Неожиданно двери распахнулись и вошел высокий приятного вида генерал. Русские офицеры вскочили, мы тоже поднялись со своих мест. Нас представили командующему советской [2-й гвардейской] танковой армией, генералу Богданову, впоследствии ставшему Маршалом Советского Союза. Обе стороны раскланялись. Сначала они вполголоса говорили между собой. А когда я в очередной раз объяснил значение золотого креста, меня спросили, чьи, по моему мнению, ВВС лучше – русские или американские. Я мог видеть, к чему они клонят. Их страх перед американцами проявился и в следующих вопросах, и я не смог удержаться от искушения еще немного усилить их страхи. Я сказал, что с чисто военной точки зрения нас впечатлили американские и британские ВВС. С другой стороны, нам мало что известно о русских ВВС, поскольку, по сравнению с англо-американской авиацией, они мало препятствовали нашим наземным операциям. Удар явно попал в цель. Это было заметно по их лицам. Теперь наступил черед Эйлерса. Его спросили о противовоздушной обороне Берлина. Похоже, этот вопрос сильно занимал русских в первые несколько недель после «их» победы, и оставался единственным, который нам задавали в первое время пребывания в лагерях для военнопленных. Должно быть, они побаивались массированного налета англо-американской авиации. Однако от нас они мало чего добились, поскольку Эйлерс заявил, что он летчик, а не зенитчик и ничего в этом не понимает.
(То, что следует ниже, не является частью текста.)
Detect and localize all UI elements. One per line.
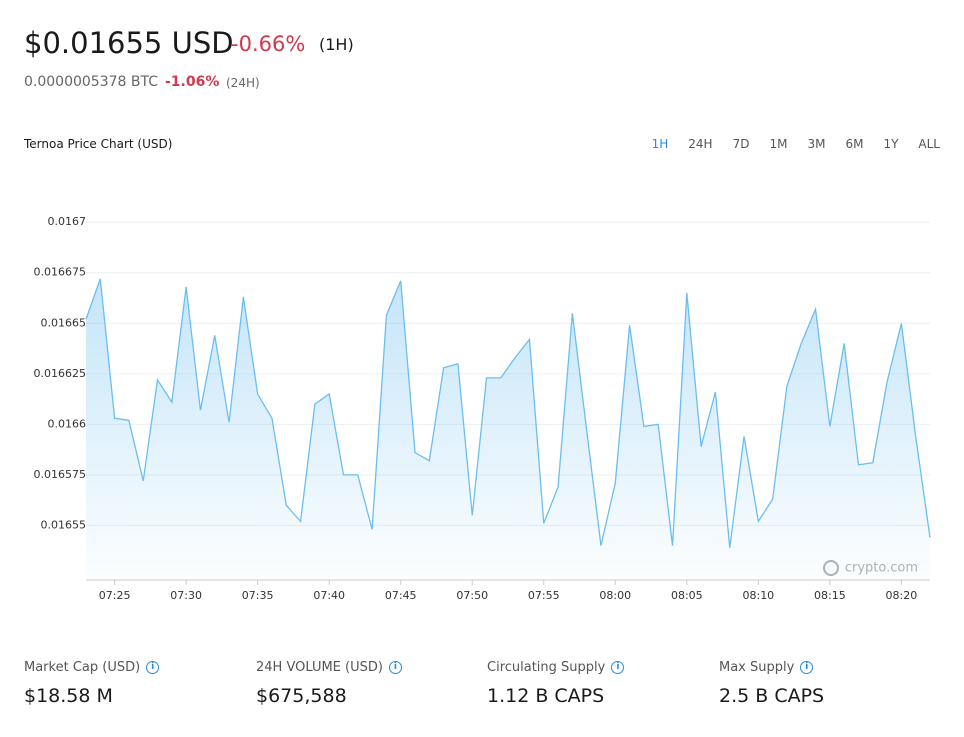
range-selector: 1H 24H 7D 1M 3M 6M 1Y ALL <box>652 137 940 151</box>
stat-label: Market Cap (USD) <box>24 660 141 675</box>
range-button[interactable]: 7D <box>732 137 750 151</box>
btc-change: -1.06% <box>165 74 220 90</box>
stat-label-row: Circulating Supply i <box>487 660 625 675</box>
x-tick-label: 08:10 <box>742 589 774 602</box>
stat: Market Cap (USD) i $18.58 M <box>24 660 160 707</box>
x-tick-label: 08:15 <box>814 589 846 602</box>
price: $0.01655 USD <box>24 26 234 60</box>
chart: 0.01655 0.016575 0.0166 0.016625 0.01665 0.01… <box>34 215 931 602</box>
range-button[interactable]: 1M <box>769 137 788 151</box>
range-button[interactable]: ALL <box>918 137 940 151</box>
y-tick-label: 0.0166 <box>48 417 87 430</box>
price-change: -0.66% <box>231 32 306 56</box>
x-tick-label: 08:00 <box>599 589 631 602</box>
info-icon[interactable]: i <box>146 661 160 674</box>
chart-title: Ternoa Price Chart (USD) <box>24 137 173 151</box>
stat-label: 24H VOLUME (USD) <box>256 660 383 675</box>
range-button[interactable]: 6M <box>845 137 864 151</box>
stat-label: Max Supply <box>719 660 795 675</box>
x-tick-label: 08:20 <box>886 589 918 602</box>
change-period: (1H) <box>319 35 354 54</box>
stat: Circulating Supply i 1.12 B CAPS <box>487 660 625 707</box>
x-tick-label: 07:50 <box>456 589 488 602</box>
stat-value: 2.5 B CAPS <box>719 685 825 707</box>
stat-label: Circulating Supply <box>487 660 606 675</box>
x-tick-label: 07:35 <box>242 589 274 602</box>
y-tick-label: 0.016675 <box>34 266 87 279</box>
info-icon[interactable]: i <box>611 661 625 674</box>
range-button[interactable]: 3M <box>807 137 826 151</box>
stat-label-row: Max Supply i <box>719 660 824 675</box>
price-line <box>85 278 931 548</box>
x-tick-label: 07:30 <box>170 589 202 602</box>
range-button[interactable]: 1H <box>651 137 669 151</box>
btc-price: 0.0000005378 BTC <box>24 74 158 90</box>
range-button[interactable]: 1Y <box>883 137 899 151</box>
y-tick-label: 0.016575 <box>34 468 87 481</box>
x-tick-label: 07:40 <box>313 589 345 602</box>
range-button[interactable]: 24H <box>688 137 713 151</box>
y-tick-label: 0.01665 <box>41 316 87 329</box>
info-icon[interactable]: i <box>800 661 814 674</box>
stat-label-row: 24H VOLUME (USD) i <box>256 660 402 675</box>
stat: Max Supply i 2.5 B CAPS <box>719 660 824 707</box>
stat-value: $675,588 <box>256 685 347 707</box>
stat-value: 1.12 B CAPS <box>487 685 605 707</box>
x-tick-label: 08:05 <box>671 589 703 602</box>
y-tick-label: 0.01655 <box>41 518 87 531</box>
x-tick-label: 07:25 <box>99 589 131 602</box>
area-fill <box>86 278 930 580</box>
stat-label-row: Market Cap (USD) i <box>24 660 160 675</box>
y-tick-label: 0.016625 <box>34 367 87 380</box>
stat-value: $18.58 M <box>24 685 113 707</box>
stat: 24H VOLUME (USD) i $675,588 <box>256 660 402 707</box>
y-tick-label: 0.0167 <box>48 215 87 228</box>
info-icon[interactable]: i <box>388 661 402 674</box>
x-tick-label: 07:55 <box>528 589 560 602</box>
x-tick-label: 07:45 <box>385 589 417 602</box>
btc-period: (24H) <box>226 76 260 90</box>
Во время нашей беседы – кстати сказать, весьма светской – появилась женщина, размер груди которой выдавал ее славянское происхождение и которая как нельзя лучше подошла бы для совхозной фермы в русской глубинке. Здесь же, в Западном Берлине, я не смог сдержать улыбку, даже несмотря на всю безысходность нашего положения: это создание нарядилось в униформу западной горничной. На голове белая наколка, на самом деле сделанная из бинта; ее фартук, маленький венский передник, производил комический эффект – но только на нас, потому что русские, похоже, безмерно гордились своей Катей. Сейчас это сокровище застелило стол, принесло бесчисленное количество блюд и тарелок, полных всевозможных деликатесов. Здесь были великолепная ветчина, различные сорта холодного мяса, замечательный салат, чудесный белый хлеб и отличное масло. Когда Катя поставила перед каждым по большому фужеру для белого вина, я подумал: «Какая жалость, ведь до сих пор все шло так замечательно. Ну зачем нужно было испортить все, подавая кофе в этих фужерах». Мне даже в голову не пришло, что могут подать какие-то другие напитки; вообще-то, мне до смерти хотелось выпить чашку крепкого кофе, поэтому я ожидал, что его и подадут. Но в этом меня постигло разочарование.
Офицер разведки достал бутылку хорошего французского коньяка, откупорил ее и наполнил до краев наши фужеры. Не то чтобы тогда мне совсем не хотелось выпить, просто я боялся, что они, возможно, пытаются развязать нам языки посредством большого количества алкоголя, поэтому решил только пригубить коньяк. Однако русские, а особенно их командующий, и слышать ничего не желали. Все они встали, Богданов поднял свой фужер и произнес несколько непонятных слов. Поскольку слово «война» в его тосте повторилось дважды, и потому, что они вели себя столь торжественно, я сделал вывод, что они пьют за свою победу, поэтому мы с Эйлерсом почувствовали себя обязанными тоже поднять бокалы. Я всего лишь пригубил коньяк и собирался поставить свой фужер, когда командующий бросил на меня убийственный взгляд, а офицер разведки объяснил, что, если я не выпью до дна, командующий посчитает это за оскорбление. Сами русские, несмотря на огромную порцию спиртного, сделали это одним глотком. Поэтому мне не оставалось ничего другого, как осушить свой бокал, в котором наверняка содержалось шесть-семь обычных порций – и это в восемь утра. Но на этом дело не закончилось: вскоре последовал второй бокал… Когда мы его выпили, снова явилась Катя с блюдом жареной печенки и еще одним, с жареной картошкой, которые мы, будучи с любезной улыбкой приглашенными присоединиться, быстро смели. В это время подполковник принес бутылку французского шампанского, которую разлили по тем же фужерам. Когда опустела вторая бутылка и русские, видимо, заметили, что большего от нас не добиться, командующий танковой армией Богданов, бросив на нас на прощание косой взгляд, ушел. Все остальные, кроме офицера разведки, последовали за ним.